Participants of two Leukaemia Foundation surveys have helped inform the Pharmaceutical Benefits Advisory Committee of the benefits of brentuximab vedotin, a potentially life-saving treatment for Australians diagnosed with a form of Hodgkin lymphoma*, supporting its listing on the PBS from April 1.

The PBS listing of brentuximab vedotin gives individuals with a rare sub-type of Hodgkin lymphoma access to potentially life-saving treatments that previously cost between $7,400 and $16,100 for a course.

Committed to improving the lives of people living with blood cancer the Leukaemia Foundation presented comprehensive consumer submissions to assist the Pharmaceutical Benefits Advisory Committee in its consideration of the two applications for brentuximab vedotin.

The Leukaemia Foundation undertook two surveys, the first in 2015 and another in 2016, seeking quality of life information from people living with relapsed or refractory Hodgkin lymphoma with 69 respondents providing insights into the severe and debilitating impact their diagnosis, or that of a loved one, had had on their life, work and career.

They also highlighted the significant inequities in accessing the latest available treatment with some people provided with the treatment on compassionate grounds while others had to raise substantial funds.

Those who could access brentuximab vedotin reported less disruption to their lifestyle as a result of fewer side-effects, that the treatment offered a bridge to transplant and the chance to stay alive and survive Hodgkin lymphoma.

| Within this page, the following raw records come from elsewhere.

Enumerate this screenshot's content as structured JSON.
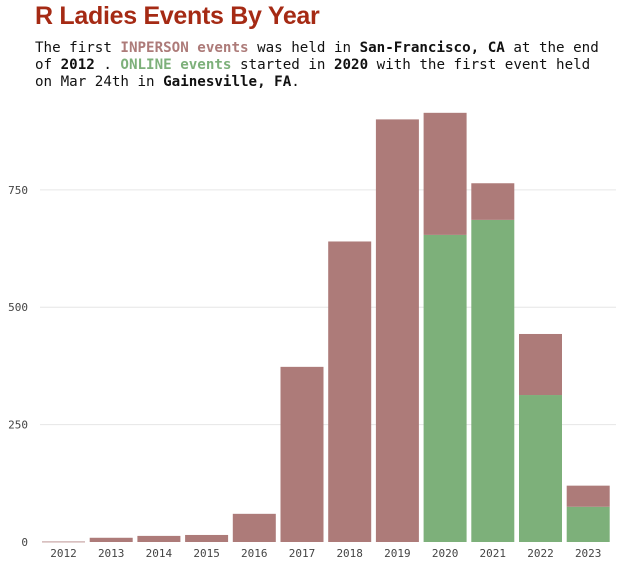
{
  "chart_data": {
    "type": "bar",
    "stacked": true,
    "title": "R Ladies Events By Year",
    "subtitle_parts": [
      "The first ",
      "INPERSON events",
      " was held in ",
      "San-Francisco, CA",
      " at the end\nof ",
      "2012",
      " . ",
      "ONLINE events",
      " started in  ",
      "2020",
      " with the first event held\non Mar 24th in ",
      "Gainesville, FA",
      "."
    ],
    "categories": [
      "2012",
      "2013",
      "2014",
      "2015",
      "2016",
      "2017",
      "2018",
      "2019",
      "2020",
      "2021",
      "2022",
      "2023"
    ],
    "series": [
      {
        "name": "ONLINE",
        "values": [
          0,
          0,
          0,
          0,
          0,
          0,
          0,
          0,
          654,
          686,
          313,
          75
        ]
      },
      {
        "name": "INPERSON",
        "values": [
          1,
          9,
          13,
          15,
          60,
          373,
          640,
          900,
          260,
          78,
          130,
          45
        ]
      }
    ],
    "yticks": [
      0,
      250,
      500,
      750
    ],
    "ylim": [
      0,
      920
    ],
    "grid": true,
    "colors": {
      "INPERSON": "#ad7b79",
      "ONLINE": "#7db07a",
      "title": "#a52a14"
    }
  }
}
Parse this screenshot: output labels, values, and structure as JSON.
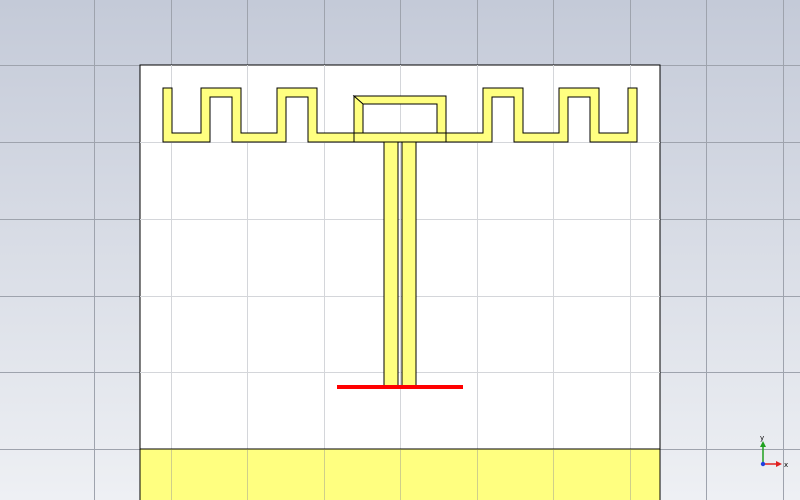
{
  "colors": {
    "background_top": "#c4cad8",
    "background_bottom": "#eef0f4",
    "grid_line": "#9ea3ad",
    "substrate_fill": "#ffffff",
    "outline": "#000000",
    "metal_fill": "#ffff80",
    "port_line": "#ff0000",
    "axis_x": "#e02020",
    "axis_y": "#20a020",
    "axis_z": "#2040e0"
  },
  "axes": {
    "x_label": "x",
    "y_label": "y"
  }
}
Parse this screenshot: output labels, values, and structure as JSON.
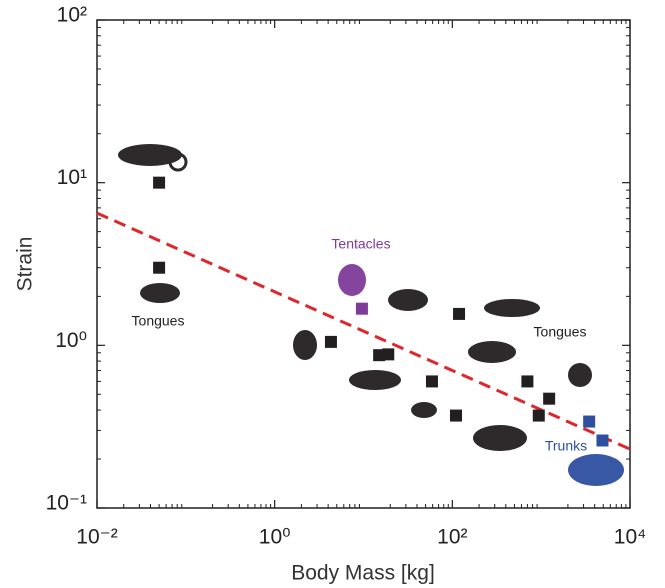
{
  "chart_data": {
    "type": "scatter",
    "xlabel": "Body Mass [kg]",
    "ylabel": "Strain",
    "xscale": "log",
    "yscale": "log",
    "xlim": [
      0.01,
      10000
    ],
    "ylim": [
      0.1,
      100
    ],
    "xticks": [
      {
        "value": 0.01,
        "label": "10⁻²"
      },
      {
        "value": 1,
        "label": "10⁰"
      },
      {
        "value": 100,
        "label": "10²"
      },
      {
        "value": 10000,
        "label": "10⁴"
      }
    ],
    "yticks": [
      {
        "value": 0.1,
        "label": "10⁻¹"
      },
      {
        "value": 1,
        "label": "10⁰"
      },
      {
        "value": 10,
        "label": "10¹"
      },
      {
        "value": 100,
        "label": "10²"
      }
    ],
    "series": [
      {
        "color": "#231f20",
        "x": [
          0.05,
          0.05,
          4.3,
          15,
          19,
          119,
          59,
          110,
          700,
          1230,
          940
        ],
        "values": [
          10,
          3,
          1.05,
          0.87,
          0.88,
          1.56,
          0.6,
          0.37,
          0.6,
          0.47,
          0.37
        ]
      },
      {
        "color": "#7d3c98",
        "x": [
          9.6
        ],
        "values": [
          1.68
        ]
      },
      {
        "color": "#2e4fa0",
        "x": [
          3470,
          4900
        ],
        "values": [
          0.34,
          0.26
        ]
      }
    ],
    "fit": {
      "color": "#e0262b",
      "x": [
        0.01,
        10000
      ],
      "values": [
        6.5,
        0.23
      ]
    },
    "annotations": [
      {
        "text": "Tongues",
        "color": "#231f20"
      },
      {
        "text": "Tentacles",
        "color": "#7d3c98"
      },
      {
        "text": "Tongues",
        "color": "#231f20"
      },
      {
        "text": "Trunks",
        "color": "#2e4fa0"
      }
    ]
  }
}
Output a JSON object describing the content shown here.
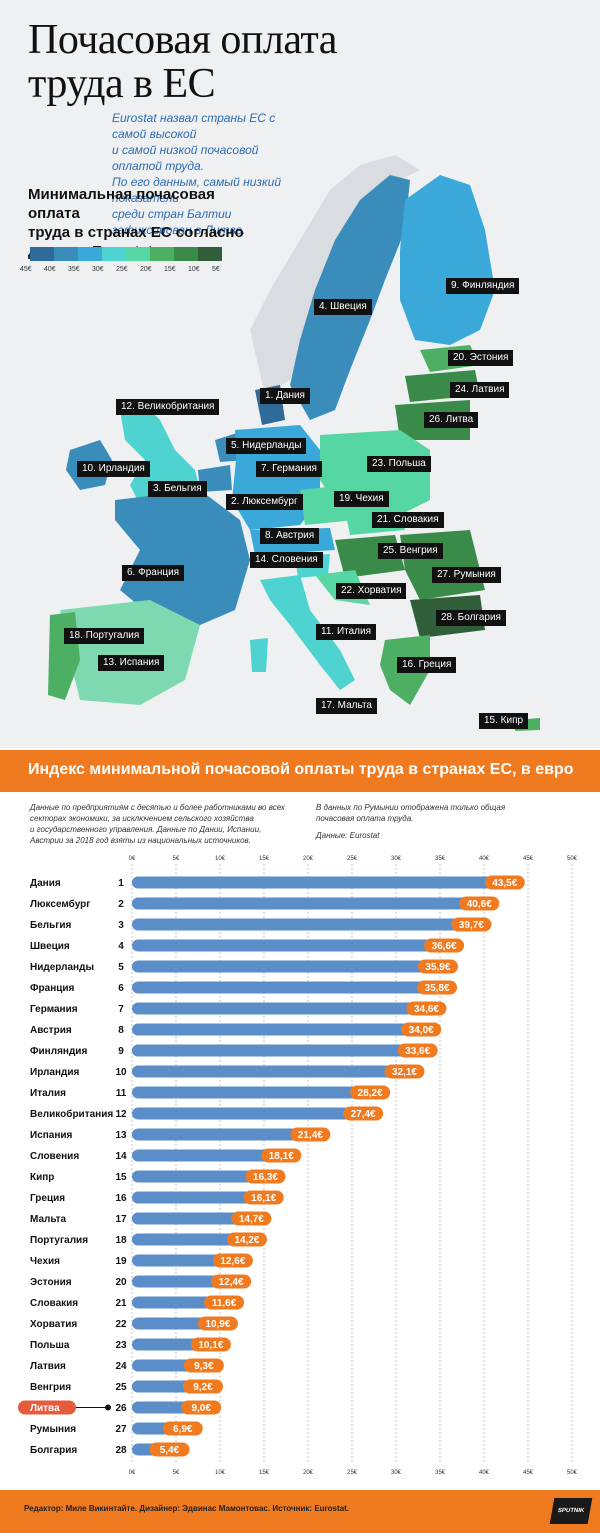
{
  "title_lines": [
    "Почасовая оплата",
    "труда в ЕС"
  ],
  "intro_lines": [
    "Eurostat назвал страны ЕС с самой высокой",
    "и самой низкой почасовой оплатой труда.",
    "По его данным, самый низкий показатель",
    "среди стран Балтии зафиксирован в Литве."
  ],
  "legend": {
    "title_lines": [
      "Минимальная почасовая оплата",
      "труда в странах ЕС согласно",
      "данным Eurostat, в евро"
    ],
    "colors": [
      "#2e6b9a",
      "#3a8dbb",
      "#3aa9d9",
      "#4fd3d1",
      "#55d6a2",
      "#4caf63",
      "#3a8a4a",
      "#2f5e38"
    ],
    "ticks": [
      "45€",
      "40€",
      "35€",
      "30€",
      "25€",
      "20€",
      "15€",
      "10€",
      "5€"
    ]
  },
  "map_labels": [
    "1. Дания",
    "2. Люксембург",
    "3. Бельгия",
    "4. Швеция",
    "5. Нидерланды",
    "6. Франция",
    "7. Германия",
    "8. Австрия",
    "9. Финляндия",
    "10. Ирландия",
    "11. Италия",
    "12. Великобритания",
    "13. Испания",
    "14. Словения",
    "15. Кипр",
    "16. Греция",
    "17. Мальта",
    "18. Португалия",
    "19. Чехия",
    "20. Эстония",
    "21. Словакия",
    "22. Хорватия",
    "23. Польша",
    "24. Латвия",
    "25. Венгрия",
    "26. Литва",
    "27. Румыния",
    "28. Болгария"
  ],
  "band_title": "Индекс минимальной почасовой оплаты труда в странах ЕС, в евро",
  "note_left_lines": [
    "Данные по предприятиям с десятью и более работниками во всех",
    "секторах экономики, за исключением сельского хозяйства",
    "и государственного управления. Данные по Дании, Испании,",
    "Австрии за 2018 год взяты из национальных источников."
  ],
  "note_right_lines": [
    "В данных по Румынии отображена только общая",
    "почасовая оплата труда."
  ],
  "note_source": "Данные: Eurostat",
  "chart_data": {
    "type": "bar",
    "orientation": "horizontal",
    "title": "Индекс минимальной почасовой оплаты труда в странах ЕС, в евро",
    "categories": [
      "Дания",
      "Люксембург",
      "Бельгия",
      "Швеция",
      "Нидерланды",
      "Франция",
      "Германия",
      "Австрия",
      "Финляндия",
      "Ирландия",
      "Италия",
      "Великобритания",
      "Испания",
      "Словения",
      "Кипр",
      "Греция",
      "Мальта",
      "Португалия",
      "Чехия",
      "Эстония",
      "Словакия",
      "Хорватия",
      "Польша",
      "Латвия",
      "Венгрия",
      "Литва",
      "Румыния",
      "Болгария"
    ],
    "ranks": [
      "1",
      "2",
      "3",
      "4",
      "5",
      "6",
      "7",
      "8",
      "9",
      "10",
      "11",
      "12",
      "13",
      "14",
      "15",
      "16",
      "17",
      "18",
      "19",
      "20",
      "21",
      "22",
      "23",
      "24",
      "25",
      "26",
      "27",
      "28"
    ],
    "values": [
      43.5,
      40.6,
      39.7,
      36.6,
      35.9,
      35.8,
      34.6,
      34.0,
      33.6,
      32.1,
      28.2,
      27.4,
      21.4,
      18.1,
      16.3,
      16.1,
      14.7,
      14.2,
      12.6,
      12.4,
      11.6,
      10.9,
      10.1,
      9.3,
      9.2,
      9.0,
      6.9,
      5.4
    ],
    "value_labels": [
      "43,5€",
      "40,6€",
      "39,7€",
      "36,6€",
      "35,9€",
      "35,8€",
      "34,6€",
      "34,0€",
      "33,6€",
      "32,1€",
      "28,2€",
      "27,4€",
      "21,4€",
      "18,1€",
      "16,3€",
      "16,1€",
      "14,7€",
      "14,2€",
      "12,6€",
      "12,4€",
      "11,6€",
      "10,9€",
      "10,1€",
      "9,3€",
      "9,2€",
      "9,0€",
      "6,9€",
      "5,4€"
    ],
    "xlim": [
      0,
      50
    ],
    "x_ticks": [
      "0€",
      "5€",
      "10€",
      "15€",
      "20€",
      "25€",
      "30€",
      "35€",
      "40€",
      "45€",
      "50€"
    ],
    "highlight": "Литва",
    "colors": {
      "bar": "#5b8ec9",
      "value_bubble": "#f07a1f",
      "highlight": "#e85a3c",
      "grid": "#9aa3ad"
    }
  },
  "footer_text": "Редактор: Миле Викинтайте.  Дизайнер: Эдвинас Мамонтовас.  Источник: Eurostat.",
  "logo_text": "SPUTNIK"
}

Leukaemia Foundation of Australia CEO Bill Petch said the decision to list brentuximab vedotin on the PBS is truly wonderful news for people living with Hodgkin lymphoma and ensure equal access to the life-saving treatment for all Australians who require it.

“The PBS listing of brentuximab vedotin is wonderful news for people with Hodgkin lymphoma and this achievement demonstrates a successful united-front approach,” said Bill.

“Together we can help elevate the vital needs of people impacted by a blood cancer diagnosis and achieve great outcomes for more Australian families.”

Each year in Australian, around 600 people are diagnosed with Hodgkin lymphoma and while it can occur at any age, it is most common in adolescents and young adults.

For many, a diagnosis of Hodgkin lymphoma impacts on every single aspect of their life and a life-saving treatment like brentuximab vedotin can become, quite literally, a matter of life or death.

Annamaria Gregorace (pictured) of NSW was diagnosed with Hodgkin lymphoma at the age of 19. After chemotherapy and a stem cell transplant she enjoyed a couple of good years before relapsing in 2016. The Keynote 204 trial of brentuximab vedotin proved to be ‘the best treatment by a long shot’.

“I’m very excited to hear access to brentuimab vedotin has been expanded on the PBS,” said Annamaria.

“It proved to be such an easy treatment – and if it can work as well for others as it did for me – then this is a great result for people with Hodgkin lymphoma.”

For Jonathon Tarascio of Melbourne, Victoria, the whole experience of Hodgkin lymphoma has been ‘a rollercoaster ride” and an expensive one at that. Four cycles of brentuximab vedotin cost Jonathon (and his generous parents, extended family and friends) $42,000. It didn’t work but Jonathon is responding well to immunotherapy and he says it is important to keep trying and to be open to new therapies.

“The PBS listing of brentuximab vedotin not only gives Hodgkin lymphoma patients access to advanced treatments without financial limitations, but it also provides hope,” said Jonathon.

“Imagine, knowing there is a novel and relatively successful therapy available, but being denied access because it’s unaffordable.”

The Leukaemia Foundation is committed to improving the lives of people living with blood cancer and this is a great example of how collaboration is helping to make a real difference.

Help us to beat blood cancer by making a generous donation now.

*The listings are for the following two patient groups:
– patients with relapsed or refractory CD30 + Hodgkin lymphoma following autologous stem cell transplant (ASCT)
– patients with relapsed or refractory CD30 + Hodgkin lymphoma following at least two prior therapies when ASCT or multi-agent chemotherapy is not a treatment option.